Large Language Models (LLMs) have revolutionized natural language processing (NLP), excelling in tasks like text generation and summarization. However, their increasing adoption in mission-critical applications raises concerns about hardware-based threats, particularly bit-flip attacks (BFAs). BFAs, enabled by fault injection methods such as Rowhammer, target model parameters in memory, compromising both integrity and performance. Identifying critical parameters for BFAs in the vast parameter space of LLMs poses significant challenges. While prior research suggests transformer-based architectures are inherently more robust to BFAs compared to traditional deep neural networks, we challenge this assumption. For the first time, we demonstrate that as few as three bit-flips can cause catastrophic performance degradation in an LLM with billions of parameters. Current BFA techniques are inadequate for exploiting this vulnerability due to the difficulty of efficiently identifying critical parameters within the immense parameter space. To address this, we propose AttentionBreaker, a novel framework tailored for LLMs that enables efficient traversal of the parameter space to identify critical parameters. Additionally, we introduce GenBFA, an evolutionary optimization strategy designed to refine the search further, isolating the most critical bits for an efficient and effective attack. Empirical results reveal the profound vulnerability of LLMs to AttentionBreaker. For example, merely three bit-flips (4.129 x 10^-9% of total parameters) in the LLaMA3-8B-Instruct 8-bit quantized (W8) model result in a complete performance collapse: accuracy on MMLU tasks drops from 67.3% to 0%, and Wikitext perplexity skyrockets from 12.6 to 4.72 x 10^5. These findings underscore the effectiveness of AttentionBreaker in uncovering and exploiting critical vulnerabilities within LLM architectures.

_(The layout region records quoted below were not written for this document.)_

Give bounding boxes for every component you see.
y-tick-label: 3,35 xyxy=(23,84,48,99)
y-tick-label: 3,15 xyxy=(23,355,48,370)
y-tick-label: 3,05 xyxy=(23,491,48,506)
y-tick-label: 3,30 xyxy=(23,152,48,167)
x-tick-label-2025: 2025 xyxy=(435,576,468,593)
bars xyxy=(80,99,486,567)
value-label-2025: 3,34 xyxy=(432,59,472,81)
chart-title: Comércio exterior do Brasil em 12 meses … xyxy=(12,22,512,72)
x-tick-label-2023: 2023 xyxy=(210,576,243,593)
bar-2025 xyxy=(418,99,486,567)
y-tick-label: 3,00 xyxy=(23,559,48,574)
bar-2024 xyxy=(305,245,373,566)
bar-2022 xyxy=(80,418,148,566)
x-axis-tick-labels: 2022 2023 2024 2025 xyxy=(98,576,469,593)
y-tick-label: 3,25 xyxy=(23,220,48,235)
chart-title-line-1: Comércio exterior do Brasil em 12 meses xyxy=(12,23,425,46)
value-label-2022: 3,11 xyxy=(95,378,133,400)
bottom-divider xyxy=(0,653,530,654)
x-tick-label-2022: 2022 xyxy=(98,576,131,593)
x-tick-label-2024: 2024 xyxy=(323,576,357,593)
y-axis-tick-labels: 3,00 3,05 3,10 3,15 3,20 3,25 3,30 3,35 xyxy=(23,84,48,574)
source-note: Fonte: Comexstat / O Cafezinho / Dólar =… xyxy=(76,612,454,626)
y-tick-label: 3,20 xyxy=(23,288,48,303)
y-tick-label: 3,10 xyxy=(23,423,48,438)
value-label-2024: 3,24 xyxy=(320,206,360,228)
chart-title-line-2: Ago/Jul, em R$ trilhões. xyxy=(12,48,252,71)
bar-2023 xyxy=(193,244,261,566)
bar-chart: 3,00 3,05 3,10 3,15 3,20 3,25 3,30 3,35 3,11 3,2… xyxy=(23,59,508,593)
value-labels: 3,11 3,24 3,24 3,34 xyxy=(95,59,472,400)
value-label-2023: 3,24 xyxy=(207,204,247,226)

翻译：大语言模型（LLMs）已彻底变革自然语言处理（NLP）领域，在文本生成与摘要等任务中表现卓越。然而，其在关键任务应用中的日益普及引发了人们对基于硬件威胁的担忧，尤其是比特翻转攻击（BFAs）。BFAs通过如Rowhammer等故障注入方法实现，针对内存中的模型参数进行攻击，损害模型的完整性与性能。在LLMs庞大的参数空间中识别BFAs的关键参数面临重大挑战。尽管先前研究表明，基于Transformer的架构相较于传统深度神经网络对BFAs具有固有更强的鲁棒性，我们对此假设提出质疑。我们首次证明，仅需三次比特翻转即可导致拥有数十亿参数的LLM发生灾难性性能退化。由于难以在巨大的参数空间中高效识别关键参数，现有的BFA技术无法有效利用此漏洞。为此，我们提出AttentionBreaker，一个专为LLMs设计的新型框架，能够高效遍历参数空间以识别关键参数。此外，我们引入GenBFA，一种旨在进一步优化搜索的进化优化策略，以隔离最关键比特位，实现高效且有效的攻击。实证结果揭示了LLMs对AttentionBreaker的深刻脆弱性。例如，在LLaMA3-8B-Instruct 8位量化（W8）模型中，仅三次比特翻转（占总参数的4.129 x 10^-9%）便导致性能完全崩溃：MMLU任务准确率从67.3%降至0%，Wikitext困惑度从12.6飙升至4.72 x 10^5。这些发现凸显了AttentionBreaker在揭示和利用LLM架构关键漏洞方面的有效性。